Qu’attendre de la mobilisation de l’Église sur cette question, elle qui est «experte en humanité» selon le mot de Paul VI? Quelle est sa marge de manœuvre?
La difficulté réside dans le fait que les promoteurs de l’euthanasie tentent de «catholiciser» le débat. Ils aimeraient dire qu’il n’y a que les catholiques qui sont contre. Il y a par exemple Robert Badinter, artisan de l’abolition de la peine de mort en France, qui nous a confié qu’il ne croyait pas en l’euthanasie légale. Y compris pour des exceptions, car, dit-il, la loi pénale est répressive mais aussi expressive, et qu’en démocratie, «on ne tue pas».

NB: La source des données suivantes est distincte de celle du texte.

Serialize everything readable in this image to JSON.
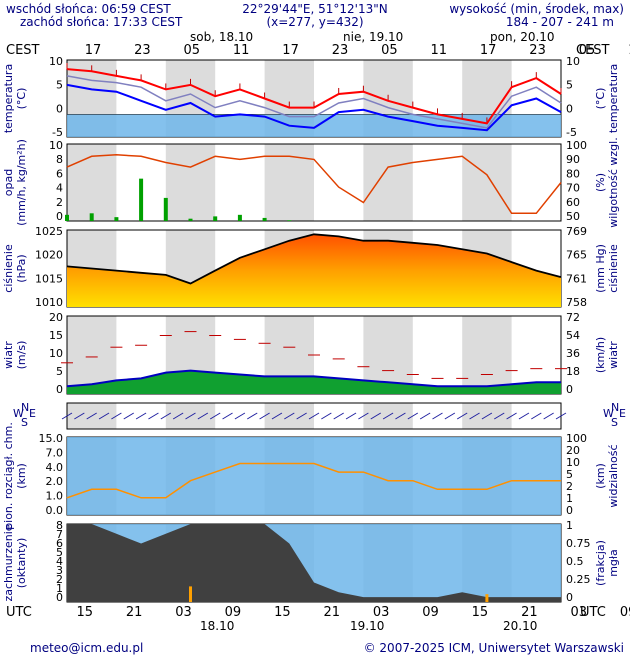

Le Pape François a aussi dit en substance que l’être humain ne doit pas tuer, que l’on doit laisser cela aux animaux; ce n’est pas une question de religion. Nous avons d’un côté l’engagement des chrétiens, et c’est bien naturel comme peuple de la vie, de l’autre côté, ils ne doivent pas laisser croire que cet interdit de tuer serait spécifiquement chrétien. C’est une loi universelle. Pour les soignants en particulier, elle date du serment d’Hippocrate il y a 2 500 ans: «Je ne délivrerai de poison à quiconque même si l’on m’en fait la demande». Il faut que les chrétiens se mobilisent, et la voix des évêques compte, mais il ne faut pas que l’on laisse croire qu'il s'agit là d'une question spécifiquement religieuse.